2От физиологии к психологии
Взгляд «автора-психолога» направлен в особенности на те явления, которые не соответствуют образу идеального общества и сигнализируют о состоянии болезни. Этот взгляд пронизывает «общественный организм», вскрывая его поверхность и находя в его теле причины заболевания. «Физиология» как литературный жанр прежде всего ставит перед собой задачу зафиксировать состояние общества в определенный момент времени, что позволило бы автору-анатому, обученному на психологической парадигме, «осмотреть» открывающиеся взору «раны» и патологические проявления, определить, какой именно социальной болезнью поражено общество. Писатель, с одной стороны, стремится поставить на службу социологии такие понятия, как симптом, диагноз и терапия, а с другой стороны — «патологизирует» социальное поведение человека или объясняет патологии, исходя из социального поведения[88]. Именно с помощью медицинских критериев социальное поведение расценивается как правильное или неправильное, здоровое или болезненное, подвергаясь одновременно моральной оценке[89]. Таким образом, именно медицинский дискурс диктует, что должно считаться больным и что здоровым, определяя стилистику социологического и литературного анализа. Литературная «психология», перенимающая эту стилистику, заключает в себе в первую очередь критику отклонения от «здоровых» норм.
Постановка диагноза, таким образом, является для раннего реализма чрезвычайно важным моментом, преобладающим над самой терапией. Литература претендует при этом на роль сигнификанта развития общества, дающую право это развитие не только документировать, но и оценить. Социальный, политический, философский и медицинский дискурсы становятся частью литературного и трансформируются в комплексную структуру: этот процесс должен способствовать — по крайней мере, с точки зрения программы реализма — созданию универсальных категорий для объяснения законов общественного развития. Вышеупомянутые дискурсы подобно симптомам маркируют поверхность текста, одновременно отсылая к протекающим внутри процессам. Но возможны ли адекватное отображение и анализ этих процессов?[90]

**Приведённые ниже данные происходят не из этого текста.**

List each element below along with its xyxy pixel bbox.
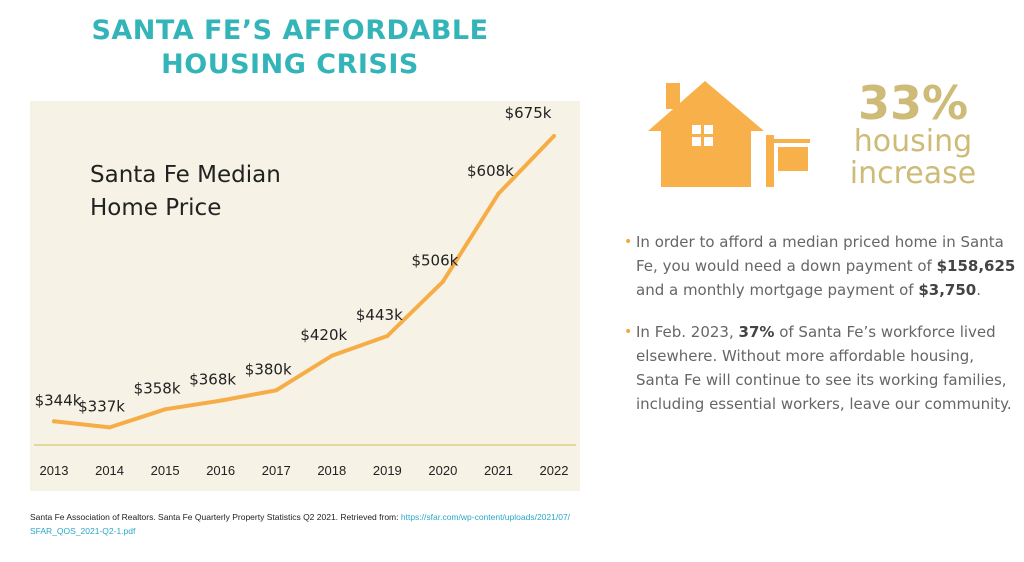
- bullet-item-down-payment: • In order to afford a median priced hom…: [620, 230, 1020, 302]
- data-label: $380k: [245, 360, 292, 378]
- house-for-sale-icon: [648, 81, 810, 187]
- headline-line-1: SANTA FE’S AFFORDABLE: [91, 15, 489, 46]
- data-point: [218, 398, 223, 403]
- bullet-1-text-middle: and a monthly mortgage payment of: [636, 281, 919, 299]
- x-tick-label: 2016: [206, 463, 235, 478]
- x-tick-label: 2021: [484, 463, 513, 478]
- data-label: $443k: [356, 306, 403, 324]
- stat-label: housing increase: [848, 126, 978, 190]
- data-point: [385, 333, 390, 338]
- bullet-1-text-start: In order to afford a median priced home …: [636, 233, 1004, 275]
- source-url-part-1[interactable]: https://sfar.com/wp-content/uploads/2021…: [400, 512, 571, 522]
- headline-line-2: HOUSING CRISIS: [161, 49, 419, 80]
- data-label: $675k: [505, 104, 552, 122]
- data-point: [163, 407, 168, 412]
- page-headline: SANTA FE’S AFFORDABLE HOUSING CRISIS: [40, 14, 540, 82]
- data-point: [496, 191, 501, 196]
- stat-label-line-1: housing: [853, 124, 973, 159]
- data-label: $358k: [134, 379, 181, 397]
- source-citation: Santa Fe Association of Realtors. Santa …: [30, 510, 590, 538]
- data-label: $506k: [411, 252, 458, 270]
- bullet-1-text-end: .: [976, 281, 981, 299]
- line-chart: 2013 $344k 2014 $337k 2015 $358k 2016 $368k 2017…: [34, 104, 576, 478]
- series-line: [52, 134, 556, 430]
- x-tick-label: 2019: [373, 463, 402, 478]
- source-url-part-2[interactable]: SFAR_QOS_2021-Q2-1.pdf: [30, 526, 136, 536]
- source-text: Santa Fe Association of Realtors. Santa …: [30, 512, 401, 522]
- data-point: [52, 419, 56, 424]
- data-label: $608k: [467, 162, 514, 180]
- data-point: [440, 279, 445, 284]
- data-label: $420k: [300, 326, 347, 344]
- x-tick-label: 2013: [40, 463, 69, 478]
- x-tick-label: 2018: [317, 463, 346, 478]
- bullet-item-workforce: • In Feb. 2023, 37% of Santa Fe’s workfo…: [620, 320, 1020, 416]
- data-point: [107, 425, 112, 430]
- chart-title: Santa Fe Median Home Price: [90, 159, 350, 225]
- bullet-list: • In order to afford a median priced hom…: [620, 230, 1020, 434]
- x-tick-label: 2017: [262, 463, 291, 478]
- data-point: [274, 388, 279, 393]
- chart-title-line-2: Home Price: [90, 195, 222, 221]
- bullet-dot-icon: •: [624, 324, 633, 340]
- chart-title-line-1: Santa Fe Median: [90, 162, 281, 188]
- data-label: $368k: [189, 371, 236, 389]
- data-label: $344k: [35, 391, 82, 409]
- workforce-percentage: 37%: [738, 323, 775, 341]
- x-tick-label: 2020: [428, 463, 457, 478]
- chart-panel: 2013 $344k 2014 $337k 2015 $358k 2016 $368k 2017…: [30, 101, 580, 491]
- bullet-2-text-start: In Feb. 2023,: [636, 323, 739, 341]
- bullet-dot-icon: •: [624, 234, 633, 250]
- stat-percentage: 33%: [857, 76, 969, 130]
- x-tick-label: 2022: [540, 463, 569, 478]
- mortgage-payment-amount: $3,750: [918, 281, 977, 299]
- data-label: $337k: [78, 397, 125, 415]
- bullet-2-text-end: of Santa Fe’s workforce lived elsewhere.…: [636, 323, 1012, 413]
- stat-label-line-2: increase: [849, 156, 977, 191]
- x-tick-label: 2015: [151, 463, 180, 478]
- down-payment-amount: $158,625: [936, 257, 1016, 275]
- x-tick-label: 2014: [95, 463, 124, 478]
- data-point: [552, 134, 556, 138]
- data-point: [329, 353, 334, 358]
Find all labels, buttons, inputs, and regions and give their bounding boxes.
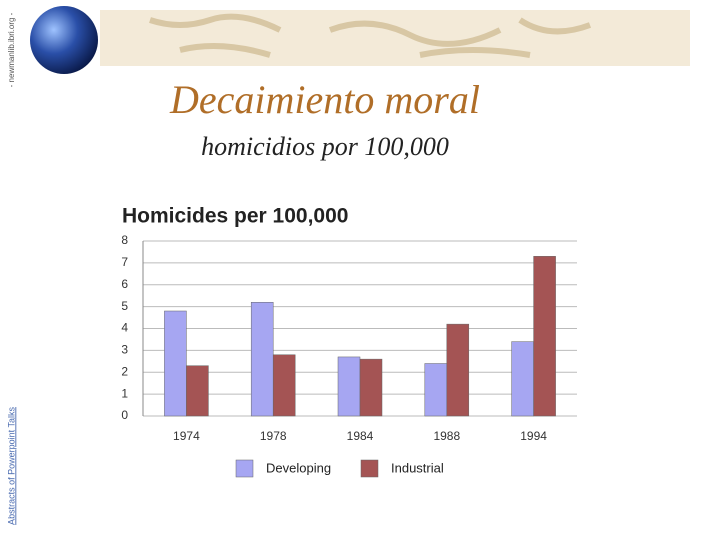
- y-tick-label: 3: [121, 343, 128, 357]
- x-tick-label: 1988: [433, 429, 460, 443]
- y-tick-label: 7: [121, 255, 128, 269]
- bar: [533, 256, 556, 417]
- x-tick-label: 1978: [260, 429, 287, 443]
- legend-swatch: [360, 459, 379, 478]
- x-tick-label: 1984: [347, 429, 374, 443]
- bar: [359, 358, 383, 417]
- x-tick-label: 1974: [173, 429, 200, 443]
- globe: [30, 6, 98, 74]
- y-tick-label: 1: [121, 386, 128, 400]
- legend-label: Industrial: [391, 460, 444, 475]
- y-tick-label: 2: [121, 364, 128, 378]
- legend-swatch: [235, 459, 254, 478]
- slide-title: Decaimiento moral: [169, 77, 480, 122]
- y-tick-label: 4: [121, 321, 128, 335]
- y-tick-label: 0: [121, 408, 128, 422]
- map-banner: [100, 10, 690, 66]
- y-tick-label: 5: [121, 299, 128, 313]
- x-tick-label: 1994: [520, 429, 547, 443]
- bar: [250, 302, 274, 417]
- bar: [272, 354, 296, 417]
- top-note: - newmanlib.ibri.org -: [7, 12, 16, 87]
- chart-title: Homicides per 100,000: [122, 205, 348, 228]
- y-tick-label: 6: [121, 277, 128, 291]
- bar: [186, 365, 209, 417]
- bar: [424, 363, 448, 417]
- slide-subtitle: homicidios por 100,000: [201, 132, 449, 161]
- map-shapes: [149, 13, 592, 58]
- bar: [164, 310, 187, 417]
- side-note: Abstracts of Powerpoint Talks: [6, 407, 16, 525]
- bar: [337, 356, 361, 417]
- y-tick-label: 8: [121, 233, 128, 247]
- bar: [511, 341, 534, 417]
- legend-label: Developing: [266, 460, 331, 475]
- bar: [446, 323, 470, 417]
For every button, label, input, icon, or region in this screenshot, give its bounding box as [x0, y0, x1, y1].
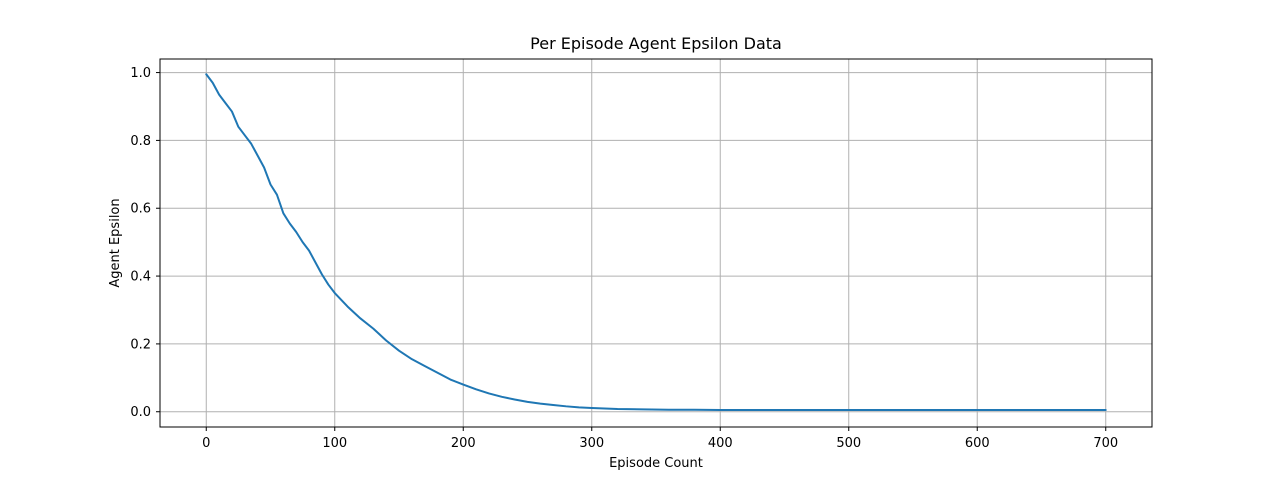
axes-frame: [159, 58, 1153, 428]
grid: [160, 59, 1152, 427]
ticks: 0 100 200 300 400 500 600 700 0.0 0.2 0.4 0.6 0.8 1.0: [130, 66, 1118, 451]
y-tick-label: 0.8: [130, 134, 151, 149]
x-tick-label: 300: [579, 436, 604, 451]
series-layer: [205, 73, 1107, 412]
x-axis-title: Episode Count: [609, 456, 703, 471]
epsilon-series-line: [205, 73, 1107, 412]
x-tick-label: 500: [836, 436, 861, 451]
chart-title: Per Episode Agent Epsilon Data: [530, 34, 782, 53]
y-axis-title: Agent Epsilon: [108, 198, 123, 287]
x-tick-label: 200: [451, 436, 476, 451]
x-tick-label: 700: [1093, 436, 1118, 451]
x-tick-label: 100: [322, 436, 347, 451]
y-tick-label: 0.2: [130, 337, 151, 352]
y-tick-label: 1.0: [130, 66, 151, 81]
x-tick-label: 0: [202, 436, 210, 451]
y-tick-label: 0.4: [130, 270, 151, 285]
x-tick-label: 400: [708, 436, 733, 451]
y-tick-label: 0.0: [130, 405, 151, 420]
y-tick-label: 0.6: [130, 202, 151, 217]
x-tick-label: 600: [965, 436, 990, 451]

Именно литературная критика 1840-х годов берет на себя задачу отображения комплексных взаимосвязей между личностью и обществом. Все большее внимание уделяется личному (психологическому) развитию человека и его биографии, что ведет к изменениям как в изображении литературного героя, так и в обосновании литературного психологизирования. Критик А. Плещеев, в частности, подчеркивает, что особая важность отныне придается не реалистическому изображению действительности в ее ситуативном и социальном разнообразии. Гораздо важнее, по его мнению, передать и интерпретировать мотивы поведения героя, что позволит показать причины его поступков. «Пускай литература, которая должна быть воспроизводительницею жизни, показывает нам этих существ, но показывает вместе и причины, почему они сделались такими, какими мы видим их; недовольно быть статистиком действительности, недовольно одного дагерротипизма, мы хотим знать корень зла» (Русский Инвалид. 1847. № X).